>On China, I really think we need to step on the Nouriel Roubini et al argument
>that China has to do this that or the other because of the danger of
>a "capital
>loss equal to 9% of GDP" on their US dollar holdings. This would be a purely
>notional mark-to-market loss. The Chinese US investments, post a devaluation,
>would buy roughly the same amount of US assets, goods and services that they
>would have bought before. They would buy fewer Chinese goods and
>services, but
>this would just be a formal recognition of the already existing fact that
>China's current trade surplus is an amount of money which could not
>possibly be
>spent or reinvested in the Chinese economy. The Chinese government might do
>all sorts of things, but to suppose that they are worried about the annual P&L
>of their reserves management account is, in my view, wrong.

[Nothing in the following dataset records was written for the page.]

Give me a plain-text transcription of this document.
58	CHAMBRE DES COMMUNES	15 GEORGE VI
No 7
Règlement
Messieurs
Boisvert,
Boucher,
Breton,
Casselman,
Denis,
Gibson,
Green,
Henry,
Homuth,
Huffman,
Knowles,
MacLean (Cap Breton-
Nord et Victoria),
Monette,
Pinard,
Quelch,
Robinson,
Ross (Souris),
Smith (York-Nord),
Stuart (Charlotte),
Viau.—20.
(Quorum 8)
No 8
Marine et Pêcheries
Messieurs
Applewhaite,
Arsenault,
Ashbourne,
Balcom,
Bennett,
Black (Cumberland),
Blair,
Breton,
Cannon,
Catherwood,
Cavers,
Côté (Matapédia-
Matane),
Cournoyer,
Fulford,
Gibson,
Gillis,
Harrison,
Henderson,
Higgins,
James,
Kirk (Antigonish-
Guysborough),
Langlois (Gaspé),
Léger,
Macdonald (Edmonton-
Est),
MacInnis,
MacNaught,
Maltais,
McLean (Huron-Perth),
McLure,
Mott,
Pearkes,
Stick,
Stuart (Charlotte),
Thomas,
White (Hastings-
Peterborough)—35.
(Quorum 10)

Yeah. I just read the Roubini/Setser paper last night <http://www.stern.nyu.edu/globalmacro/BW2-Unraveling-Roubini-Setser.pdf> and, while I found a lot of the stuff about the unsustainability of the US-Chinese relation persuasive, I didn't get why valuation losses on reserves was such a big deal. It's like money that fell from the sky - what's the crisis of losing 30% of it?
But it is a psychological fact that people will shun a depreciating asset, isn't it? Nothing encourages the buyers of financial assets like rising prices!